In a bold move to bolster its climate adaptation efforts, Djibouti has introduced a pioneering tax on carbon dioxide emissions, a strategy that could serve as a blueprint for other nations grappling with similar challenges. As international aid dwindles, particularly following cuts from the United States, this small East African nation has initiated a unique approach to funding its climate response, demonstrating resilience in the face of adversity.
A Response to Crisis
Following an uncharacteristically dry rainy season in mid-2025, the Tadjourah region of Djibouti faced an urgent humanitarian crisis. Thousands of nomadic herders, struggling to find water, migrated from the parched interior to the coastal areas. Compounding the situation, significant reductions in overseas aid, particularly under the Trump administration, left local authorities scrambling for resources.
In a remarkable departure from traditional reliance on international assistance, the local government turned to Djibouti’s Sovereign Carbon Agency (SCA), established in 2023. This agency, created to manage funds from the newly implemented carbon emissions tax, promptly dispatched water trucks and solar-powered desalination units to ease the immediate crisis. This swift response not only mitigated the effects of the drought but also highlighted the potential of the carbon levy to support local communities.
Bruno Pardigon, director of the SCA, noted, “We will never replace the UN, and we will never replace aid, but we can react quickly to events, we have a lot of local knowledge, and we can really make a difference in crises.” The SCA has since funded around 80 projects aimed at tackling environmental challenges, including plastic collection initiatives and mangrove restoration.
Innovative Funding Mechanism
The carbon tax in Djibouti primarily targets the maritime sector, specifically the bustling port that handles around 95 per cent of Ethiopia’s trade.

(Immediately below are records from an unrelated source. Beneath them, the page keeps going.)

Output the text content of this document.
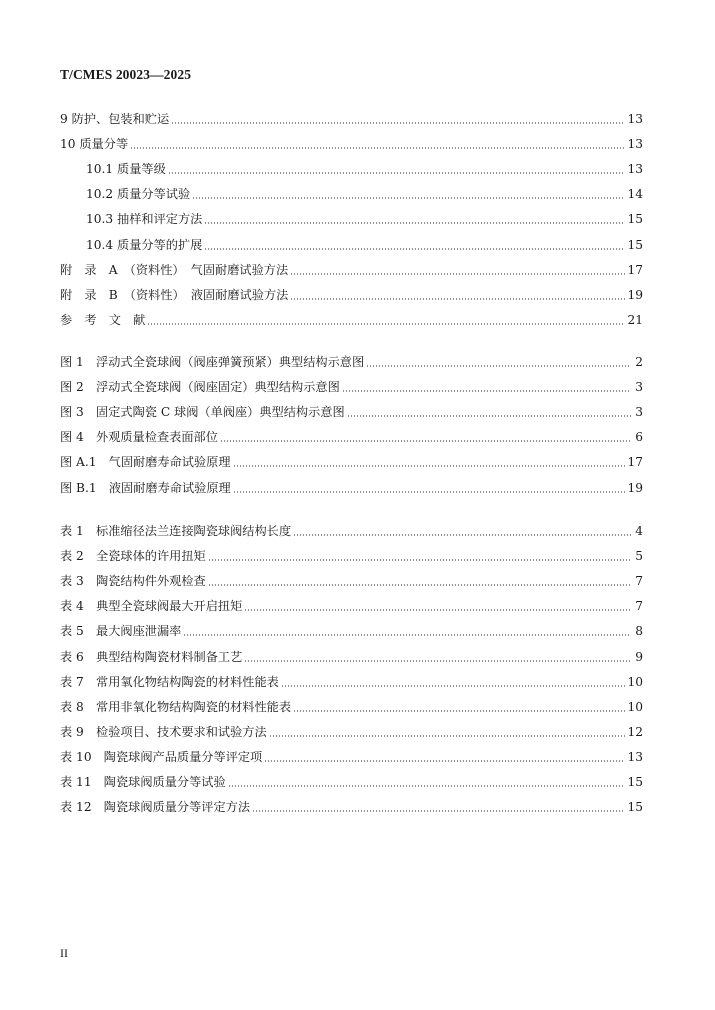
T/CMES 20023—2025
9 防护、包装和贮运	13
10 质量分等	13
10.1 质量等级	13
10.2 质量分等试验	14
10.3 抽样和评定方法	15
10.4 质量分等的扩展	15
附　录　A　（资料性）　气固耐磨试验方法	17
附　录　B　（资料性）　液固耐磨试验方法	19
参　考　文　献	21
图 1　浮动式全瓷球阀（阀座弹簧预紧）典型结构示意图	2
图 2　浮动式全瓷球阀（阀座固定）典型结构示意图	3
图 3　固定式陶瓷 C 球阀（单阀座）典型结构示意图	3
图 4　外观质量检查表面部位	6
图 A.1　气固耐磨寿命试验原理	17
图 B.1　液固耐磨寿命试验原理	19
表 1　标准缩径法兰连接陶瓷球阀结构长度	4
表 2　全瓷球体的许用扭矩	5
表 3　陶瓷结构件外观检查	7
表 4　典型全瓷球阀最大开启扭矩	7
表 5　最大阀座泄漏率	8
表 6　典型结构陶瓷材料制备工艺	9
表 7　常用氧化物结构陶瓷的材料性能表	10
表 8　常用非氧化物结构陶瓷的材料性能表	10
表 9　检验项目、技术要求和试验方法	12
表 10　陶瓷球阀产品质量分等评定项	13
表 11　陶瓷球阀质量分等试验	15
表 12　陶瓷球阀质量分等评定方法	15
II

Ships entering the port are charged $17 (£12.60) per tonne of carbon dioxide emitted, with the levy covering half of the emissions per voyage. This system is meticulously monitored to ensure compliance with international standards.
Paul Sebastien, a key figure behind the establishment of Djibouti’s carbon pricing system, elaborated on the initiative’s scope. “The focus of the levy is Djibouti’s port, which is one of the largest in Africa. The money collected goes back into the community, funding projects that benefit local people.” This approach stands in stark contrast to other carbon pricing schemes on the continent, which have often been critiqued for favouring large emitters in wealthier nations.
The financial impact of the carbon levy, though modest at under $10 million accumulated over two and a half years, is monumental for a nation with a population of just 1.1 million and a GDP of around $3.7 billion. “This money really can go a long way, and is helping to derisk other projects,” remarked Pardigon, highlighting the significance of this initiative in a region often overlooked by foreign investors.
A Blueprint for the Continent
Djibouti’s efforts can serve as a model for other African nations seeking to harness carbon emissions as a revenue source. Initiatives like this have gained traction since the 2022 COP27 climate conference, where African leaders voiced the need for equitable climate financing. Despite being responsible for a mere four per cent of global emissions, Africa receives just three per cent of climate finance, leading to widespread frustration among leaders like President Ismail Guelleh.
“Djibouti has paved the way for other countries on the continent to generate revenues from carbon emissions,” Sebastien explained. With other nations such as Gabon and Liberia already establishing their own carbon tax initiatives, the momentum is building. The Africa Sovereign Carbon Registry (ASCR) is poised to expand this model across the continent.
Internationally, over 50 countries have adopted “polluter pays” taxation systems, with the European Union’s Emissions Trading System often cited as a successful example. Given Djibouti’s low carbon footprint, its carbon pricing model is not only justified but essential, providing a financial lifeline to address the pressing climate challenges it faces.
Filling the Void Left by Aid Reductions
As traditional aid sources dwindle, Djibouti’s innovative carbon pricing scheme demonstrates a viable alternative for financing climate resilience. Experts suggest that countries similar to Djibouti can leverage carbon pricing to secure sovereign revenues, which are more reliable and less conditional than foreign aid.
Agathe Peigney of Transport and Environment remarked, “Carbon pricing can provide sovereign revenues for countries like Djibouti. These revenues are very valuable, unlike aid, which is often conditional and irregular.” The potential for African nations to raise billions annually through carbon pricing could fundamentally alter the landscape of climate financing on the continent.
However, experts also caution that for the carbon tax to effectively drive down emissions, the price would need to be significantly increased. “To strengthen Djibouti’s national mechanism over time, it should cover more emissions and make polluters pay enough to actually encourage them to reduce them,” stated Jenny Helle from Carbon Market Watch.
Why it Matters
Djibouti’s carbon emissions tax not only illustrates a proactive approach to climate resilience amid dwindling foreign aid but also sets a precedent for other nations facing similar challenges. By capitalising on emissions produced by international trade, Djibouti has forged a path that could empower less industrialised nations to become self-reliant in their climate efforts. As the impacts of climate change become increasingly severe, innovative solutions such as this will be crucial in ensuring the survival of vulnerable communities around the globe.